24 janvier 2009

La tête sous l'oreiller

Un gentil petit théâtre que La Licorne. Déjà bondé lorsque nous sommes arrivés, mon copain et moi, essoufflés d’avoir galopé par ce soir de grand froid, craignant d’être en retard parce que nous avions stationné la voiture trop loin. Pour ne pas nous séparer, nous voilà obligés de nous installer à la toute dernière rangée. Pas grave, la salle est petite et la scène est bien visible. La dame à côté de moi sirote un verre de rouge bas de gamme, l’odeur de l’alcool me donne un peu mal au cœur.

Ce soir-là, donc, dans ce gentil petit théâtre, les comédiens joueront une pièce qui nous aura secoués. Quelques spectateurs quittent la salle dès le début, secoués. C’est que l’histoire qu’on nous raconte n’est pas un jeu d’enfant.

Il était une fois… Les comédiens ont le mérite de rendre le texte – trop long, inégal, ennuyant par moment et dont le cynisme douteux peut choquer gravement – pas trop pénible à supporter. Mais le propos lui, se digère un peu mal. Même très mal.

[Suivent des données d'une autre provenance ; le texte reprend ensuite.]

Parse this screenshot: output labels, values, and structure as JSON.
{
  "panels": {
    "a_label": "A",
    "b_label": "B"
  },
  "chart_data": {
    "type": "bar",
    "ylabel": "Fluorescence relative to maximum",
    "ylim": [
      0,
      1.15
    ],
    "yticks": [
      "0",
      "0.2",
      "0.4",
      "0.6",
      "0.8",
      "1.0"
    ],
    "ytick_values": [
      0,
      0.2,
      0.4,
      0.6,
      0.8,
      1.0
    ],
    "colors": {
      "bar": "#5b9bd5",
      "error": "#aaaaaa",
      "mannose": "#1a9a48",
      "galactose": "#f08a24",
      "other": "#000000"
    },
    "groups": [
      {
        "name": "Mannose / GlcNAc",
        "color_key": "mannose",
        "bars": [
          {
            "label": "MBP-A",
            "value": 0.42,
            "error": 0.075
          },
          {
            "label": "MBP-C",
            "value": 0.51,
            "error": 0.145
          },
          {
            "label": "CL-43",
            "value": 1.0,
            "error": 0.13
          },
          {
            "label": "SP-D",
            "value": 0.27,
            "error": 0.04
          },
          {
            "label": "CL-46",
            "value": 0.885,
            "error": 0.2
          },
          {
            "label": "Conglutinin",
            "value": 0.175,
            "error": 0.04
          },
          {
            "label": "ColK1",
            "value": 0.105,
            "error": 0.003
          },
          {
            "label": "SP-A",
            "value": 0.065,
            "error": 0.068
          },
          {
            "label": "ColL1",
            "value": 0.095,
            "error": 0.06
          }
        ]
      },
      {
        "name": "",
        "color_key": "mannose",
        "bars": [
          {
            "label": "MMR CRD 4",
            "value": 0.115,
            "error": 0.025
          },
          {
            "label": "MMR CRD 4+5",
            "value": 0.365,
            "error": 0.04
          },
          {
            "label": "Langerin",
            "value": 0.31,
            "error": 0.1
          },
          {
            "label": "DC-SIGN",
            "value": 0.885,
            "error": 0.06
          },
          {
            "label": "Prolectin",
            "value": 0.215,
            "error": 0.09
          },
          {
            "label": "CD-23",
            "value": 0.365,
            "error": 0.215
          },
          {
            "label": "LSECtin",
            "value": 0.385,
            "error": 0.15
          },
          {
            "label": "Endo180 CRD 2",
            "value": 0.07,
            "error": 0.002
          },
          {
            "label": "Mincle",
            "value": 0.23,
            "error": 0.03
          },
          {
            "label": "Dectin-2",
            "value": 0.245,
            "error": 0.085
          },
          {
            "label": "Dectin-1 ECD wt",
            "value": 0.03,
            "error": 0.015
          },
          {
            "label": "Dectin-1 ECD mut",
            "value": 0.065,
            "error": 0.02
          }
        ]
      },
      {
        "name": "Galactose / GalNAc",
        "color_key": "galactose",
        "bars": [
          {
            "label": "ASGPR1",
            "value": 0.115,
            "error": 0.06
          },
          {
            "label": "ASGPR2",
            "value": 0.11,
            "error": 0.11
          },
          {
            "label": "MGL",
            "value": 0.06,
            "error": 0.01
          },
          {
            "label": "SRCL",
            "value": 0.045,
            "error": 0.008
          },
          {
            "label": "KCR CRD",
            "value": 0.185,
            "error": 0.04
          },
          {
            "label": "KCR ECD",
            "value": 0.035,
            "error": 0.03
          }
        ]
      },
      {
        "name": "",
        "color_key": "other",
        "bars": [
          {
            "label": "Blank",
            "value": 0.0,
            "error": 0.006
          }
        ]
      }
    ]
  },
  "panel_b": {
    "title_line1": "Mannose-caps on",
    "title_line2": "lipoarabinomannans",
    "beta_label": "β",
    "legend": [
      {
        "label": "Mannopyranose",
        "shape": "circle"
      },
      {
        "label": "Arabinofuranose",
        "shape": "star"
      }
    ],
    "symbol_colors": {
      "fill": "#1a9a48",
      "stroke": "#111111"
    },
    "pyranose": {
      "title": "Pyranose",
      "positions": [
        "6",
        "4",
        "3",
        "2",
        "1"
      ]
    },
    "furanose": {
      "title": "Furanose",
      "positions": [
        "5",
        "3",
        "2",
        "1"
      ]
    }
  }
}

Entendons-nous. Les critiques semblent unanimes. La pièce a d’ailleurs été couronnée de prix prestigieux à Londres et à New York. Mais la spectatrice que je suis, non rompue à ce genre de spectacle (je l’avoue, je ne vais pas au théâtre très souvent), a subi un choc et est ressortie avec un gros sac de points d’interrogation. Sac qui est loin d’être vidé d’ailleurs. Lire les critiques ne m’a pas aidée. En discuter avec mes amies a été beaucoup plus éclairant.

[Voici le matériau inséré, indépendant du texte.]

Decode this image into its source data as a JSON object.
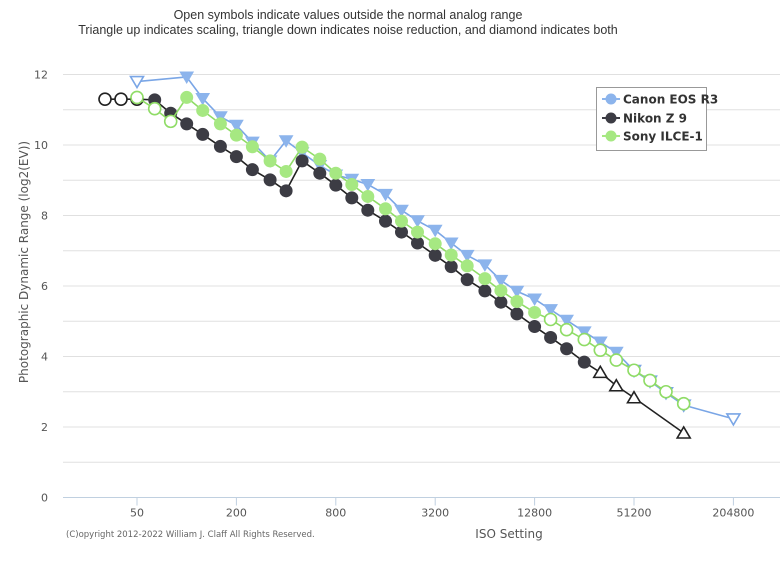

Ce qui m’a dérangée : qu’on nous invite à rire de sujets aussi tragiques que la mort d’un enfant, la torture, l’humiliation, la naïveté d’un adulte un peu arriéré, l’agression d’enfants…

Ce qui m’a plu : le jeu des comédiens qui défendent très bien cette pièce, Le Pillowman, particulièrement Frédéric Blanchette, que je viens de découvrir.

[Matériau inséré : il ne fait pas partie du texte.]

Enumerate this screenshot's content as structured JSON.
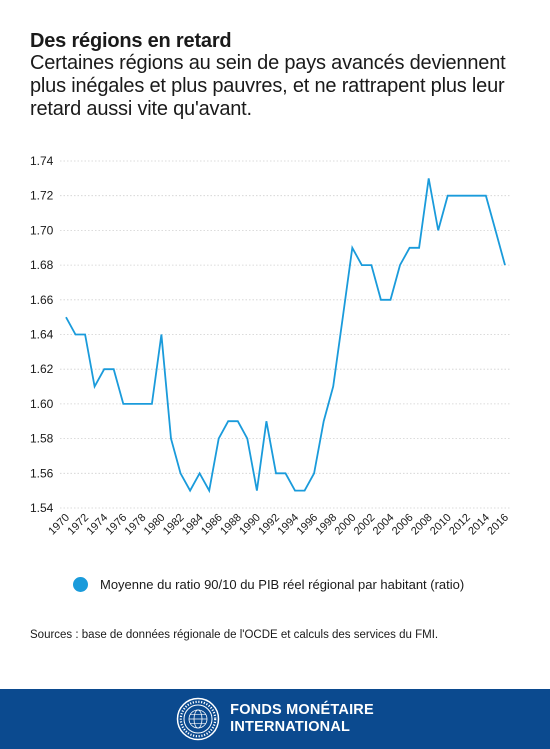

Bon, j’ai été déçue. Mais je pense que cette pièce mérite qu’on s’y attarde. Elle mérite qu’on l’étudie et qu’on y réfléchisse, mais pas sur l’oreiller…


Le Pillowman,
de Martin McDonagh, mise en scène de Denis Bernard, avec Antoine Bertrand, Frédéric Blanchette, David Boutin, Daniel Gadouas et Marie-Ève Milot. Au Théâtre La Licorne jusqu'au 21 février.

11 janvier 2009

C'était pour rire

Je sais que tout le monde en a parlé, mais je ne sais pas ce que tout le monde en a dit. Mais ce que j’ai entendu ou lu à propos du Bye Bye 2008 m’a terriblement agacée. On dirait que tout le monde attend cette foutue émission de fin d’année pour sauter sur leur clavier ou sur leur téléphone pour écrire ou dire des niaiseries à propos de ce qu’ils ont vu et entendu à cette seule émission. Alors qu’à l’année longue, les humoristes crachent leur venin sur les artistes, les politiciens, les journalistes, les Noirs, les handicapés, les femmes, les couples, et même sur le malheur des gens. Nommez-moi un humoriste qui ne s’alimente pas presque uniquement à même l’actualité pour se promener d’un côté de la scène à l’autre en répétant ce qu’un autre humoriste a dit une semaine avant lui, en changeant une ou deux phrases pour avoir l’air intelligent. (Oui, il y en a, mais on peut les compter sur les doigts d’une seule main.)

Le métier d’humoriste est un métier que je ne voudrais pas pratiquer. Non seulement on doit faire rire les gens, mais on doit aussi ménager les susceptibilités tout en n’étant pas trop plate. Les Bye Bye se suivent mais ne se ressemblent pas, et c’est tant mieux comme ça. Mais ces émissions ont une chose en commun, elles ont toutes été vertement critiquées et n’ont jamais fait l’unanimité. De là à faire un procès à une jeune équipe qui ne demandait qu’à tenter sa chance en relevant un beau gros défi, c’est suffisant pour décourager tous les jeunes humoristes encore assis sur les bancs de l’École de l’humour. La question n’est plus de savoir ce qui est drôle ou pas, ce qui se dit ou ne se dit pas, ce qui se fait ou ne se fait pas, la question est de savoir qui a intérêt à tasser les jeunes de la grande table de l’humour qui est déjà, à mon avis, bien trop pleine.

Moi, j’ai ri, un peu, le soir du Bye Bye. Mon chum a ri plus que moi. Je ne ris pas facilement et je ne ris pas de n’importe quoi ou de n’importe qui. Mais je ne ris plus quand je vois Louis Morissette et Véronique Cloutier, les yeux cernés, forcés à s’excuser parce qu’ils ont offensé quelques personnes, alors que bien d’autres avant eux ont été passablement plus cruels, déplacés, carrément moins drôles. Moi, je les félicite pour leur courage et leur travail et j’espère qu’ils vont continuer à faire rire ceux qui ont le sens, le vrai sens de l’humour. Pour les autres, ils n’ont qu’à changer de poste.